Substansi pencemar seperti minyak, cadmium dan logam berat yang berasal dari berbagai sumber masuk ke dalam perairan melalui, arus laut, aliran sungai dan air hujan. Bahan pencemar seperti pestisida Chlorpyrifos mampu menurunkan kemampuan penempelan dan metamorphosis larva hewan karang pada kadar 0.005 ppm. Tumpahan minyak telah menurunkan ukuran dan volum gonad hewan karang dibanding daerah yang tidak terkena tumpahan minyak (Guzman dan Holst, 1993). Pada kondisi tertentu pencemaran minyak dapat menggagalkan formasi larva karang untuk bertahan hidup (Loya dan Rinkevich, 1979). Substansi pencemar juga diketahui mampu menghalangi sinyal bio-kimia karang yang mengatur kesesuaian dan keteraturan produksi sperma dan telur (Richmond, 1993)

Pola rekrutmen dan kemampuan larva pada beberapa terumbu sangat tergantung pada jauhnya jarak komunitas karang mensuplai larva planulanya (Richmond, 1987 ; Babcock, 1988). Jika terumbu tempat hewan karang menghasilkan larva atau telur terganggu dengan sendirinya juga memberikan dampak terhadap keberlanjutan terumbu itu sendiri. Prinsip ini penting untuk menentukan daerah perlindungan yang terdiri dari banyak pulau atau antar wilayah terumbu yang berbeda. Hal ini juga berlaku pada penentuan daerah-daerah perlindungan laut untuk terumbu karang dengan mempertimbangkan pola pemenceran larvanya (William et al, 1984).

Keberhasilan reproduksi hewan karang tidak menjamin penambahan koloni ke dalam populasi sampai larva dan reproduksi aseksual berhasil dalam proses rekrutmennya.
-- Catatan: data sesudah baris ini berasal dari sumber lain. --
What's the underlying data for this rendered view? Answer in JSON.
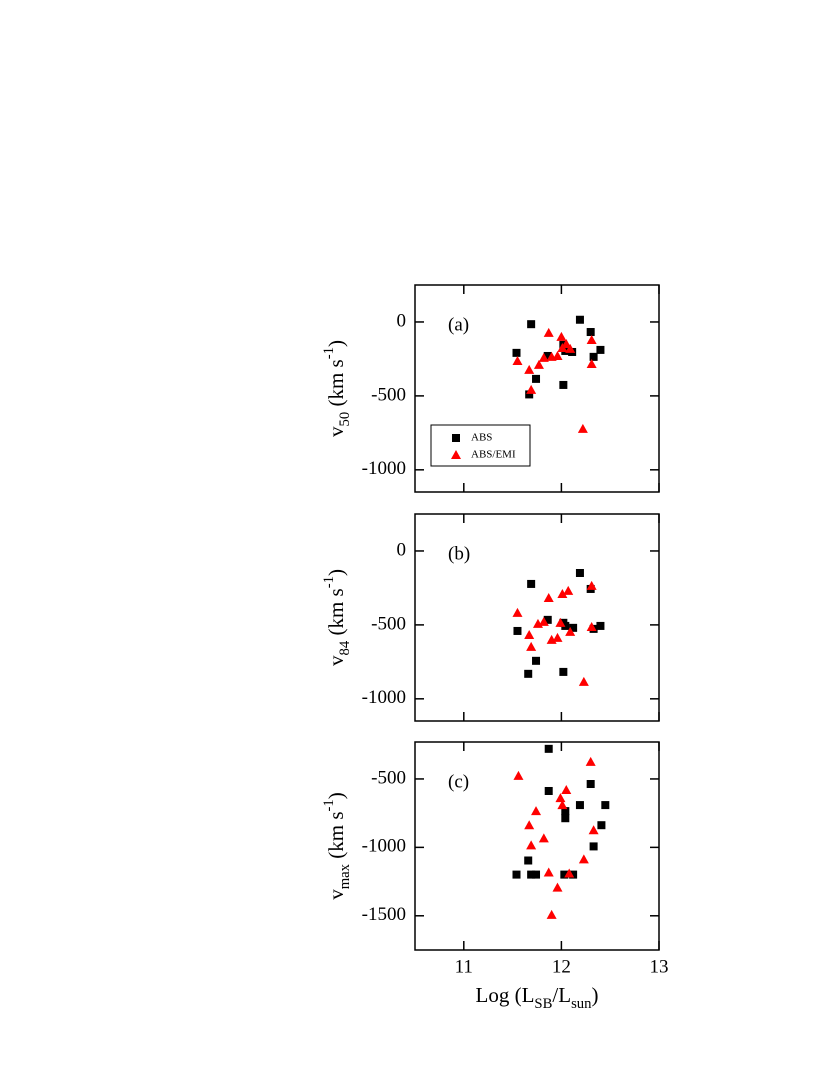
{
  "chart_data": [
    {
      "type": "scatter",
      "panel_label": "(a)",
      "ylabel": [
        "v",
        "50",
        " (km s",
        "-1",
        ")"
      ],
      "xlim": [
        10.5,
        13
      ],
      "xticks": [
        11,
        12,
        13
      ],
      "ylim": [
        -1150,
        250
      ],
      "yticks": [
        0,
        -500,
        -1000
      ],
      "legend": "lower left",
      "series": [
        {
          "name": "ABS",
          "color": "#000000",
          "marker": "square",
          "x": [
            11.54,
            11.69,
            11.74,
            11.67,
            11.86,
            12.02,
            12.04,
            12.02,
            12.11,
            12.19,
            12.3,
            12.33,
            12.4
          ],
          "y": [
            -209,
            -15,
            -385,
            -490,
            -230,
            -155,
            -196,
            -426,
            -203,
            15,
            -68,
            -236,
            -189
          ]
        },
        {
          "name": "ABS/EMI",
          "color": "#ff0000",
          "marker": "triangle",
          "x": [
            11.55,
            11.67,
            11.69,
            11.77,
            11.82,
            11.87,
            11.9,
            11.96,
            12.0,
            12.01,
            12.05,
            12.09,
            12.31,
            12.31,
            12.22
          ],
          "y": [
            -264,
            -324,
            -459,
            -290,
            -243,
            -74,
            -236,
            -230,
            -101,
            -176,
            -149,
            -182,
            -122,
            -284,
            -723
          ]
        }
      ]
    },
    {
      "type": "scatter",
      "panel_label": "(b)",
      "ylabel": [
        "v",
        "84",
        " (km s",
        "-1",
        ")"
      ],
      "xlim": [
        10.5,
        13
      ],
      "xticks": [
        11,
        12,
        13
      ],
      "ylim": [
        -1150,
        250
      ],
      "yticks": [
        0,
        -500,
        -1000
      ],
      "series": [
        {
          "name": "ABS",
          "color": "#000000",
          "marker": "square",
          "x": [
            11.55,
            11.69,
            11.66,
            11.74,
            11.86,
            12.02,
            12.04,
            12.02,
            12.12,
            12.19,
            12.3,
            12.33,
            12.4
          ],
          "y": [
            -541,
            -223,
            -831,
            -743,
            -466,
            -486,
            -507,
            -818,
            -520,
            -149,
            -257,
            -527,
            -507
          ]
        },
        {
          "name": "ABS/EMI",
          "color": "#ff0000",
          "marker": "triangle",
          "x": [
            11.55,
            11.67,
            11.69,
            11.76,
            11.82,
            11.87,
            11.9,
            11.96,
            11.99,
            12.01,
            12.07,
            12.09,
            12.31,
            12.31,
            12.23
          ],
          "y": [
            -419,
            -568,
            -649,
            -493,
            -480,
            -318,
            -601,
            -588,
            -486,
            -291,
            -270,
            -547,
            -236,
            -514,
            -885
          ]
        }
      ]
    },
    {
      "type": "scatter",
      "panel_label": "(c)",
      "ylabel": [
        "v",
        "max",
        " (km s",
        "-1",
        ")"
      ],
      "xlabel": [
        "Log (L",
        "SB",
        "/L",
        "sun",
        ")"
      ],
      "xlim": [
        10.5,
        13
      ],
      "xticks": [
        11,
        12,
        13
      ],
      "ylim": [
        -1750,
        -230
      ],
      "yticks": [
        -500,
        -1000,
        -1500
      ],
      "series": [
        {
          "name": "ABS",
          "color": "#000000",
          "marker": "square",
          "x": [
            11.54,
            11.66,
            11.69,
            11.74,
            11.87,
            11.87,
            12.04,
            12.04,
            12.03,
            12.12,
            12.19,
            12.3,
            12.33,
            12.45,
            12.41
          ],
          "y": [
            -1199,
            -1096,
            -1199,
            -1199,
            -280,
            -588,
            -735,
            -787,
            -1199,
            -1199,
            -691,
            -537,
            -993,
            -691,
            -838
          ]
        },
        {
          "name": "ABS/EMI",
          "color": "#ff0000",
          "marker": "triangle",
          "x": [
            11.56,
            11.67,
            11.69,
            11.74,
            11.82,
            11.87,
            11.9,
            11.96,
            11.99,
            12.01,
            12.05,
            12.08,
            12.3,
            12.33,
            12.23
          ],
          "y": [
            -478,
            -838,
            -985,
            -735,
            -934,
            -1184,
            -1493,
            -1294,
            -640,
            -691,
            -581,
            -1191,
            -375,
            -875,
            -1088
          ]
        }
      ]
    }
  ]
}
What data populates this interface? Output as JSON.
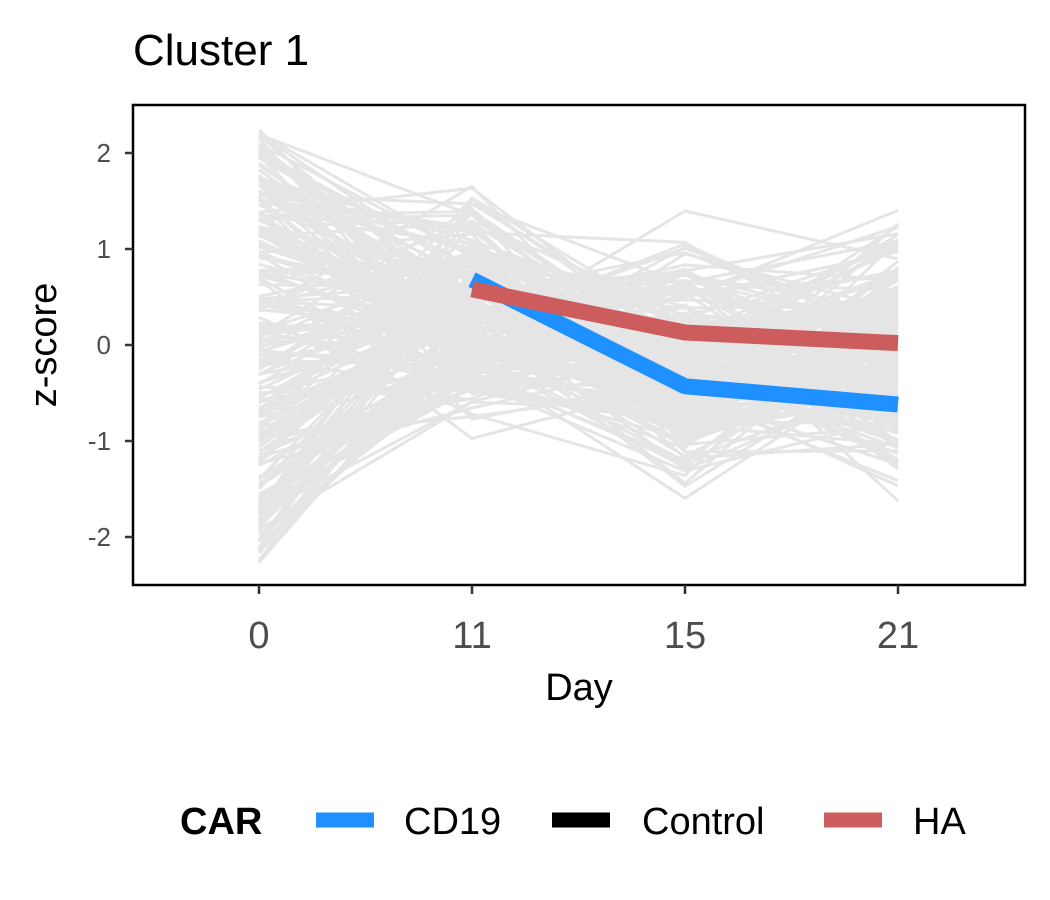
{
  "chart_data": {
    "type": "line",
    "title": "Cluster 1",
    "xlabel": "Day",
    "ylabel": "z-score",
    "x": [
      "0",
      "11",
      "15",
      "21"
    ],
    "x_numeric": [
      0,
      11,
      15,
      21
    ],
    "xlim": [
      -3,
      28
    ],
    "ylim": [
      -2.5,
      2.5
    ],
    "y_ticks": [
      "-2",
      "-1",
      "0",
      "1",
      "2"
    ],
    "y_tick_values": [
      -2,
      -1,
      0,
      1,
      2
    ],
    "grid": false,
    "legend": {
      "title": "CAR",
      "position": "bottom",
      "entries": [
        {
          "label": "CD19",
          "color": "#1E90FF"
        },
        {
          "label": "Control",
          "color": "#000000"
        },
        {
          "label": "HA",
          "color": "#CD5C5C"
        }
      ]
    },
    "series": [
      {
        "name": "CD19",
        "color": "#1E90FF",
        "x": [
          11,
          15,
          21
        ],
        "values": [
          0.68,
          -0.43,
          -0.62
        ]
      },
      {
        "name": "HA",
        "color": "#CD5C5C",
        "x": [
          11,
          15,
          21
        ],
        "values": [
          0.58,
          0.13,
          0.02
        ]
      }
    ],
    "background_trajectories": {
      "color": "#E5E5E5",
      "description_range": {
        "day0": [
          -2.3,
          2.25
        ],
        "day11": [
          -1.2,
          2.05
        ],
        "day15": [
          -2.0,
          1.7
        ],
        "day21": [
          -1.95,
          1.85
        ]
      }
    }
  }
}
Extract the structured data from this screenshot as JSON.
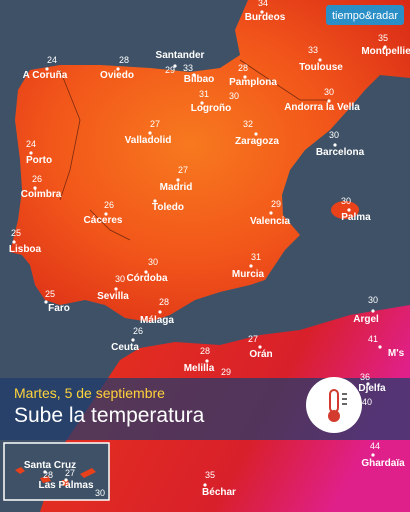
{
  "brand": "tiempo&radar",
  "banner": {
    "date": "Martes, 5 de septiembre",
    "headline": "Sube la temperatura"
  },
  "cities": [
    {
      "name": "Burdeos",
      "temp": 34
    },
    {
      "name": "A Coruña",
      "temp": 24
    },
    {
      "name": "Oviedo",
      "temp": 28
    },
    {
      "name": "Santander",
      "temp": 29
    },
    {
      "name": "Bilbao",
      "temp": 33
    },
    {
      "name": "Pamplona",
      "temp": 28
    },
    {
      "name": "Toulouse",
      "temp": 33
    },
    {
      "name": "Montpellier",
      "temp": 35
    },
    {
      "name": "Logroño",
      "temp": 31
    },
    {
      "temp": 30
    },
    {
      "name": "Andorra la Vella",
      "temp": 30
    },
    {
      "name": "Valladolid",
      "temp": 27
    },
    {
      "name": "Zaragoza",
      "temp": 32
    },
    {
      "name": "Barcelona",
      "temp": 30
    },
    {
      "name": "Porto",
      "temp": 24
    },
    {
      "name": "Coimbra",
      "temp": 26
    },
    {
      "name": "Madrid",
      "temp": 27
    },
    {
      "name": "Toledo"
    },
    {
      "name": "Cáceres",
      "temp": 26
    },
    {
      "name": "Valencia",
      "temp": 29
    },
    {
      "name": "Palma",
      "temp": 30
    },
    {
      "name": "Lisboa",
      "temp": 25
    },
    {
      "name": "Murcia",
      "temp": 31
    },
    {
      "name": "Córdoba",
      "temp": 30
    },
    {
      "name": "Sevilla",
      "temp": 30
    },
    {
      "name": "Faro",
      "temp": 25
    },
    {
      "name": "Málaga",
      "temp": 28
    },
    {
      "name": "Ceuta",
      "temp": 26
    },
    {
      "name": "Orán",
      "temp": 27
    },
    {
      "name": "Melilla",
      "temp": 28
    },
    {
      "temp": 29
    },
    {
      "name": "Argel",
      "temp": 30
    },
    {
      "name": "M's",
      "temp": 41
    },
    {
      "name": "Djelfa",
      "temp": 36
    },
    {
      "temp": 40
    },
    {
      "name": "Ghardaïa",
      "temp": 44
    },
    {
      "name": "Béchar",
      "temp": 35
    }
  ],
  "inset": {
    "cities": [
      {
        "name": "Santa Cruz",
        "temp": 28
      },
      {
        "name": "Las Palmas",
        "temp": 27
      },
      {
        "temp": 30
      }
    ]
  }
}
Larva yang dihasilakan oleh koloni pada terumbu yang sehat tidak mengalami rekrutmen dengan baik karena kualitas perairan dan ketersedian larva. Sedimentasi tinggi dari sungai mengakibatkan kematian pada koloni karang dewasa, namun menyediakan substrat dan tidak menghalagi penenmpelan larva. Kondisi terumbu karang (kelimpahan dan keanekragaman) tidak bisa menunjukan kesehatan terumbu karang hanya menunjukan kondisi pada saat itu. Namun pola rekrutmen mampu memprediksi keadaan terumbu pada masa akan datang. Kegagalan reproduksi dan ketidak mampuan penempelan sering terlihat pada wilayah dimana karang dewasa dapat bertahan hidup dan berkembang dengan baik (Richmond, 1997).